The JavaScript XOR operator is the bitwise exclusive OR operator written as ^. It compares the binary form of two numbers and returns a value where matching bits become 0 and different bits become 1.
XOR is useful for bit toggling, bit masks, and numeric operations that depend on binary comparison. It is part of the broader set of JavaScript operators that also includes logical and bitwise forms.
Tested on: Node.js v20.18.2. A short note after each runnable snippet describes what you should see in the console.
Method 1: Use XOR with two numbers
The operator compares each bit in the two values and returns a new number.
console.log("xor:", 25 ^ 3);
console.log("xor-even:", 5 ^ 5);You should see 2 lines, in order: xor: 26, xor-even: 0.

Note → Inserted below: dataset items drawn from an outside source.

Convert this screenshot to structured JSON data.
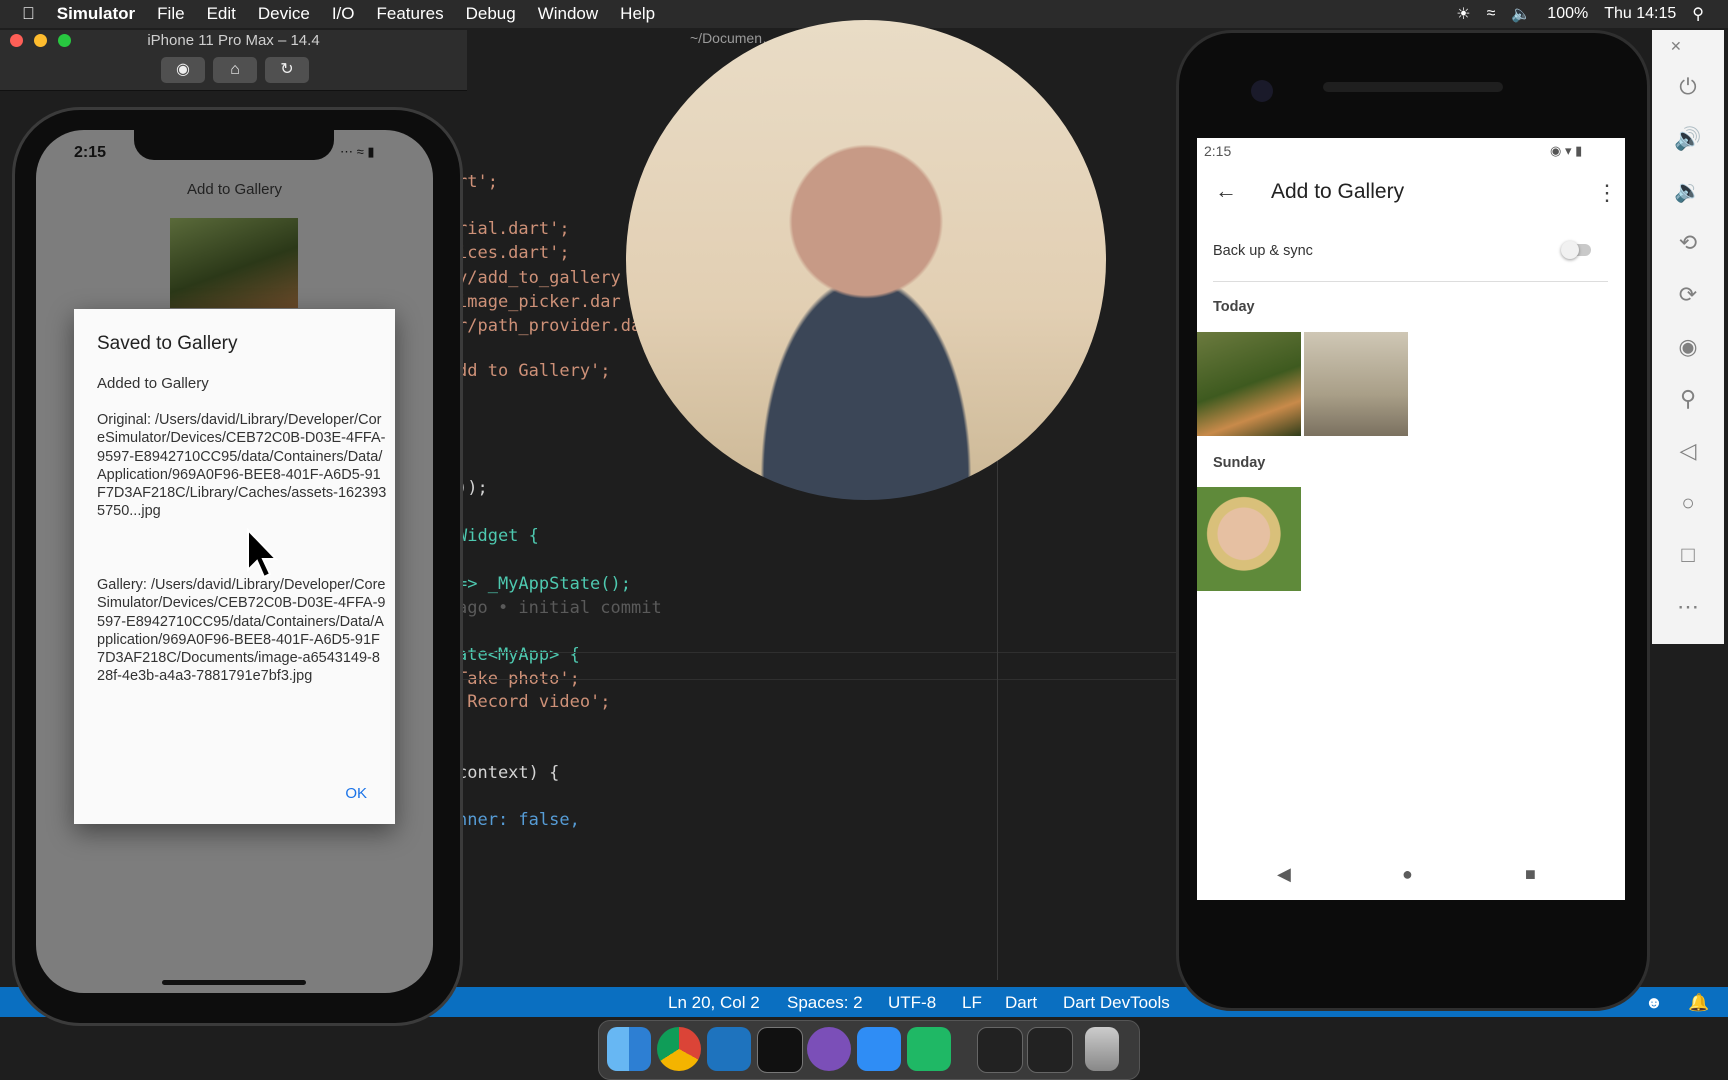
{
  "menubar": {
    "app": "Simulator",
    "items": [
      "File",
      "Edit",
      "Device",
      "I/O",
      "Features",
      "Debug",
      "Window",
      "Help"
    ],
    "battery": "100%",
    "clock": "Thu 14:15"
  },
  "editor": {
    "title": "~/Documen…                    …lib/main.dart",
    "lines": [
      {
        "text": "rt';",
        "cls": "c-str"
      },
      {
        "text": "rial.dart';",
        "cls": "c-str"
      },
      {
        "text": "ices.dart';",
        "cls": "c-str"
      },
      {
        "text": "y/add_to_gallery",
        "cls": "c-str"
      },
      {
        "text": "image_picker.dar",
        "cls": "c-str"
      },
      {
        "text": "r/path_provider.da",
        "cls": "c-str"
      },
      {
        "text": "dd to Gallery';",
        "cls": "c-str"
      },
      {
        "text": "));",
        "cls": "c-pl"
      },
      {
        "text": "Widget {",
        "cls": "c-ty"
      },
      {
        "text": "=> _MyAppState();",
        "cls": "c-ty"
      },
      {
        "text": "ago • initial commit",
        "cls": "c-dim"
      },
      {
        "text": "ate<MyApp> {",
        "cls": "c-ty"
      },
      {
        "text": "Take photo';",
        "cls": "c-str"
      },
      {
        "text": "'Record video';",
        "cls": "c-str"
      },
      {
        "text": "context) {",
        "cls": "c-pl"
      },
      {
        "text": "nner: false,",
        "cls": "c-kw"
      }
    ]
  },
  "statusbar": {
    "position": "Ln 20, Col 2",
    "spaces": "Spaces: 2",
    "encoding": "UTF-8",
    "eol": "LF",
    "language": "Dart",
    "devtools": "Dart DevTools"
  },
  "simulator": {
    "title": "iPhone 11 Pro Max – 14.4",
    "screenshot_icon": "camera-icon",
    "home_icon": "home-icon",
    "rotate_icon": "rotate-icon"
  },
  "ios_app": {
    "time": "2:15",
    "title": "Add to Gallery",
    "dialog": {
      "title": "Saved to Gallery",
      "subtitle": "Added to Gallery",
      "original": "Original: /Users/david/Library/Developer/CoreSimulator/Devices/CEB72C0B-D03E-4FFA-9597-E8942710CC95/data/Containers/Data/Application/969A0F96-BEE8-401F-A6D5-91F7D3AF218C/Library/Caches/assets-1623935750...jpg",
      "gallery": "Gallery: /Users/david/Library/Developer/CoreSimulator/Devices/CEB72C0B-D03E-4FFA-9597-E8942710CC95/data/Containers/Data/Application/969A0F96-BEE8-401F-A6D5-91F7D3AF218C/Documents/image-a6543149-828f-4e3b-a4a3-7881791e7bf3.jpg",
      "ok": "OK"
    }
  },
  "android_app": {
    "time": "2:15",
    "title": "Add to Gallery",
    "sync_label": "Back up & sync",
    "sync_on": false,
    "section_today": "Today",
    "section_sunday": "Sunday"
  },
  "colors": {
    "statusbar": "#0a6fc1",
    "accent": "#1a73e8"
  }
}
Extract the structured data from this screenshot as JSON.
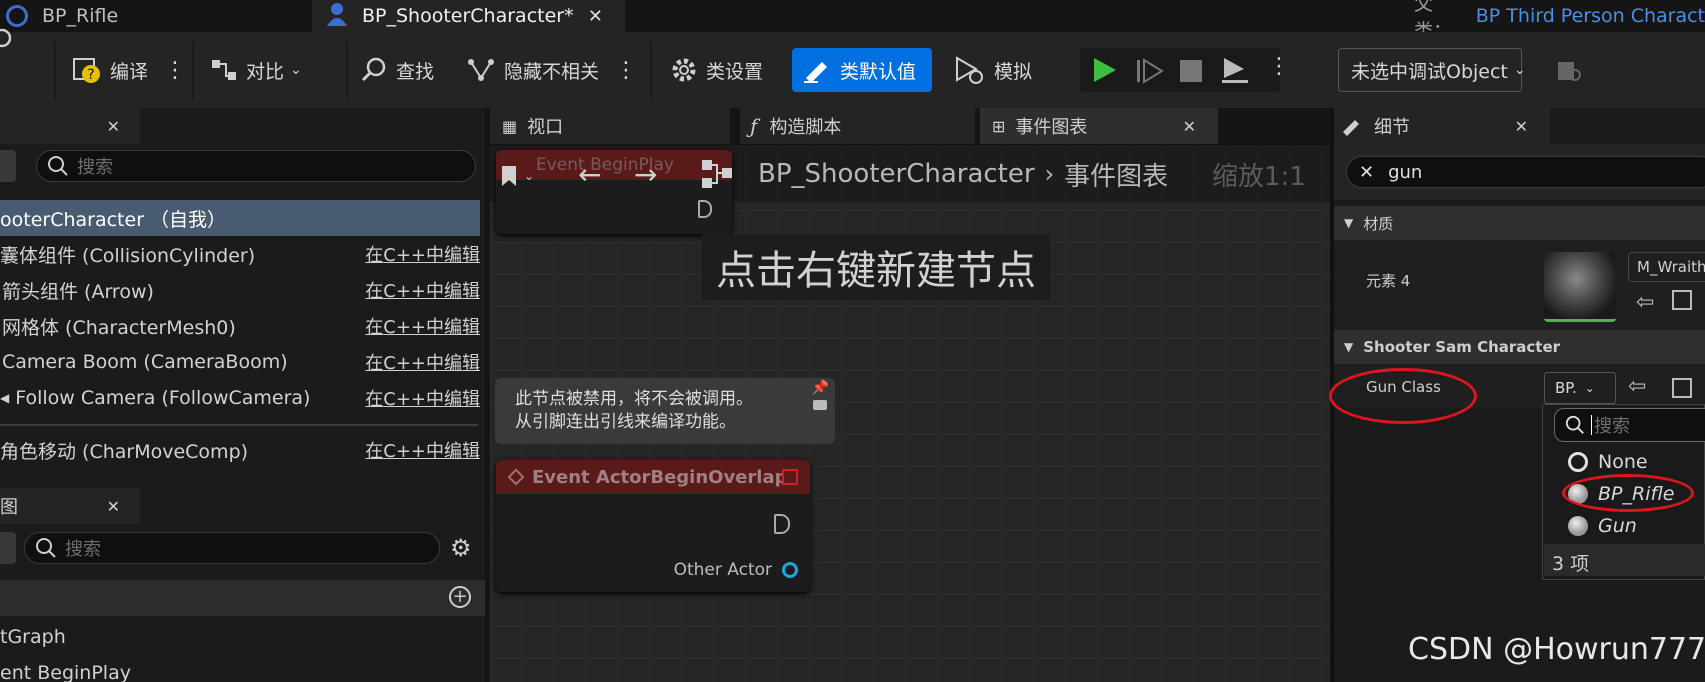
{
  "tabs": [
    {
      "label": "BP_Rifle"
    },
    {
      "label": "BP_ShooterCharacter*"
    }
  ],
  "parent": {
    "label": "父类：",
    "value": "BP Third Person Charact"
  },
  "toolbar": {
    "compile": "编译",
    "diff": "对比",
    "find": "查找",
    "hide_unrelated": "隐藏不相关",
    "class_settings": "类设置",
    "class_defaults": "类默认值",
    "simulate": "模拟",
    "debug_object": "未选中调试Object"
  },
  "components": {
    "search_placeholder": "搜索",
    "rows": [
      {
        "label": "ooterCharacter （自我）",
        "cpp": ""
      },
      {
        "label": "囊体组件 (CollisionCylinder)",
        "cpp": "在C++中编辑"
      },
      {
        "label": "箭头组件 (Arrow)",
        "cpp": "在C++中编辑"
      },
      {
        "label": "网格体 (CharacterMesh0)",
        "cpp": "在C++中编辑"
      },
      {
        "label": "Camera Boom (CameraBoom)",
        "cpp": "在C++中编辑"
      },
      {
        "label": "Follow Camera (FollowCamera)",
        "cpp": "在C++中编辑"
      },
      {
        "label": "角色移动 (CharMoveComp)",
        "cpp": "在C++中编辑"
      }
    ]
  },
  "mybp": {
    "tab_label": "图",
    "search_placeholder": "搜索",
    "items": [
      "tGraph",
      "ent BeginPlay"
    ]
  },
  "editor_tabs": {
    "viewport": "视口",
    "construction": "构造脚本",
    "event_graph": "事件图表"
  },
  "graph": {
    "breadcrumb_root": "BP_ShooterCharacter",
    "breadcrumb_leaf": "事件图表",
    "zoom": "缩放1:1",
    "hint": "点击右键新建节点",
    "node_begin_play": "Event BeginPlay",
    "disabled_comment": "此节点被禁用，将不会被调用。\n从引脚连出引线来编译功能。",
    "node_overlap": "Event ActorBeginOverlap",
    "other_actor_pin": "Other Actor"
  },
  "details": {
    "tab_label": "细节",
    "search_value": "gun",
    "section_material": "材质",
    "element_label": "元素 4",
    "material_name": "M_Wraith",
    "section_shooter": "Shooter Sam Character",
    "gun_class_label": "Gun Class",
    "gun_class_value": "BP.",
    "dropdown_search_placeholder": "搜索",
    "options": [
      "None",
      "BP_Rifle",
      "Gun"
    ],
    "count": "3 项"
  },
  "watermark": "CSDN @Howrun777",
  "colors": {
    "accent": "#0070e0",
    "annotation": "#e0141e",
    "play": "#3fbf3f"
  }
}
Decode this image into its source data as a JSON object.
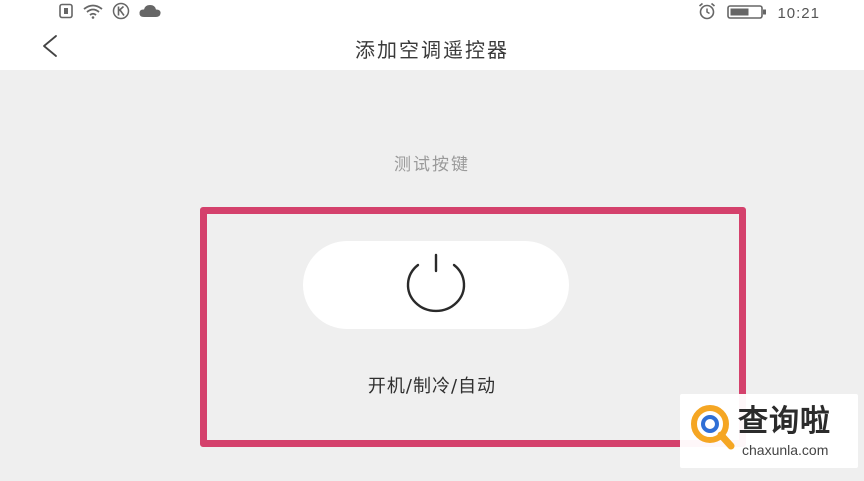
{
  "status_bar": {
    "time": "10:21",
    "icons": [
      "sim-icon",
      "wifi-icon",
      "k-badge-icon",
      "cloud-icon",
      "alarm-icon",
      "battery-icon"
    ]
  },
  "nav": {
    "back_icon": "chevron-left-icon",
    "title": "添加空调遥控器"
  },
  "test_section": {
    "hint": "测试按键",
    "power_icon": "power-icon",
    "key_label": "开机/制冷/自动"
  },
  "highlight": {
    "color": "#d4416c"
  },
  "watermark": {
    "brand": "查询啦",
    "url": "chaxunla.com",
    "accent_orange": "#f5a623",
    "accent_blue": "#2f6fd6"
  }
}
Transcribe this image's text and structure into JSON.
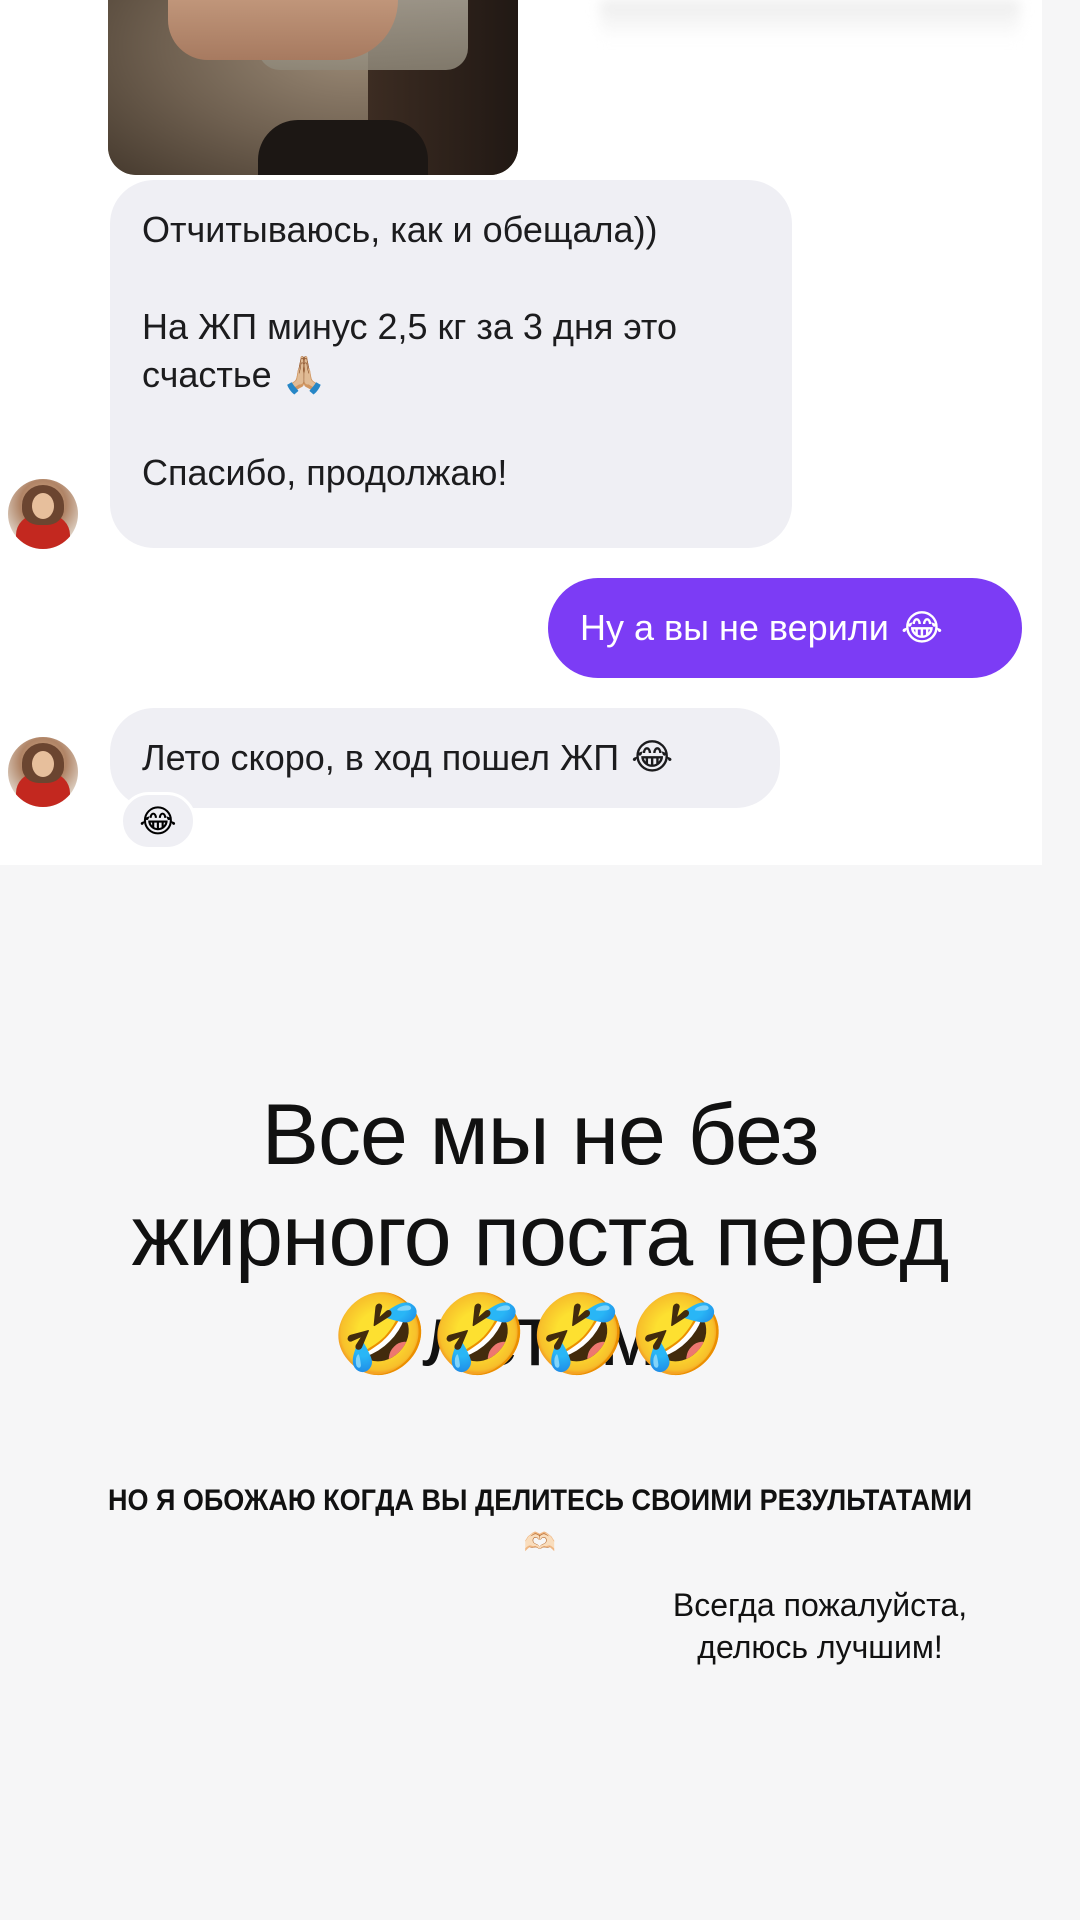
{
  "chat": {
    "message_1": {
      "line_1": "Отчитываюсь, как и обещала))",
      "line_2": "На ЖП минус 2,5 кг за 3 дня это счастье",
      "line_2_emoji": "🙏🏼",
      "line_3": "Спасибо, продолжаю!"
    },
    "reply": {
      "text": "Ну а вы не верили",
      "emoji": "😂"
    },
    "message_2": {
      "text": "Лето скоро, в ход пошел ЖП",
      "emoji": "😂"
    },
    "reaction": {
      "emoji": "😂"
    },
    "colors": {
      "incoming_bubble": "#efeff4",
      "outgoing_bubble": "#7c3cf5"
    },
    "icons": {
      "avatar": "avatar-woman-red-jacket",
      "photo": "photo-attachment"
    }
  },
  "story": {
    "headline": "Все мы не без жирного поста перед летом",
    "headline_emoji": "🤣🤣🤣🤣",
    "caption_caps": "НО Я ОБОЖАЮ КОГДА ВЫ ДЕЛИТЕСЬ СВОИМИ РЕЗУЛЬТАТАМИ",
    "caption_heart": "🫶🏻",
    "caption_right": "Всегда пожалуйста, делюсь лучшим!"
  }
}
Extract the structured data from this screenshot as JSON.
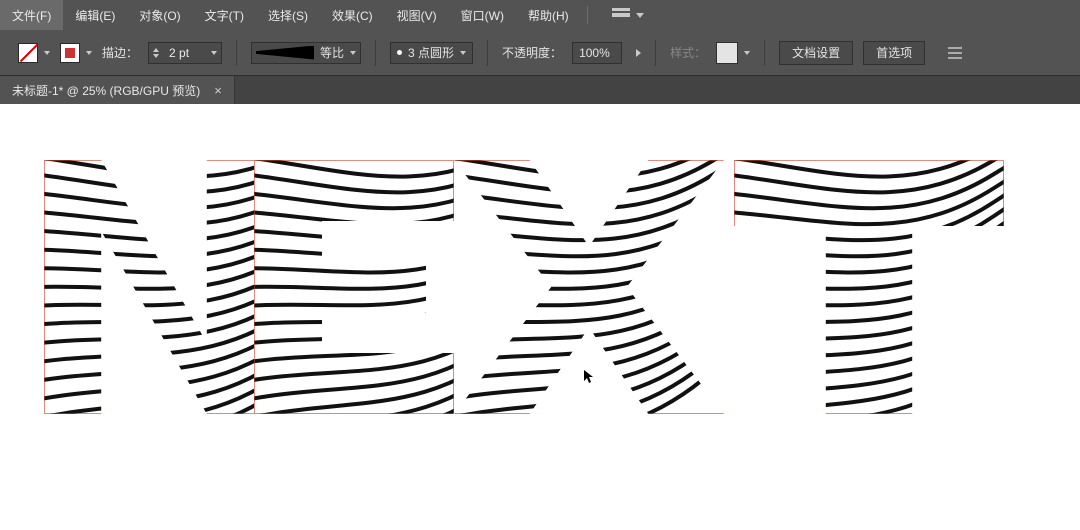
{
  "menu": {
    "file": "文件(F)",
    "edit": "编辑(E)",
    "object": "对象(O)",
    "type": "文字(T)",
    "select": "选择(S)",
    "effect": "效果(C)",
    "view": "视图(V)",
    "window": "窗口(W)",
    "help": "帮助(H)"
  },
  "control": {
    "stroke_label": "描边：",
    "stroke_width": "2 pt",
    "profile_label": "等比",
    "brush_label": "3 点圆形",
    "opacity_label": "不透明度：",
    "opacity_value": "100%",
    "style_label": "样式：",
    "doc_setup": "文档设置",
    "prefs": "首选项"
  },
  "tab": {
    "title": "未标题-1* @ 25% (RGB/GPU 预览)",
    "close": "×"
  }
}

This makes XOR useful when you need to inspect or transform bits directly.
Method 2: Toggle a bit with XOR
Applying ^ with the same mask twice flips a bit on and then off again.
let byte = 0b11110000;
byte ^= 0b00000100;
console.log("xor-toggle:", byte.toString(2));
byte ^= 0b00000100;
console.log("xor-toggle-back:", byte.toString(2));You should see 2 lines, in order: xor-toggle: 11110100, xor-toggle-back: 11110000.
This is the common pattern for setting or clearing a specific bit.
Method 3: Use XOR for small binary checks
XOR is helpful when you want to compare two flags or verify whether two bits differ.
const a = 12;
const b = 10;
const result = a ^ b;
console.log("xor-check:", result);You should see one line logging xor-check: 6.
For ordinary text comparisons or boolean logic, use a logical operator instead of the bitwise one.
Summary
JavaScript XOR is the bitwise exclusive OR operator and is written with ^. Use it when you need binary comparison, toggling, or low-level numeric work, and remember that it operates on 32-bit integer values after conversion.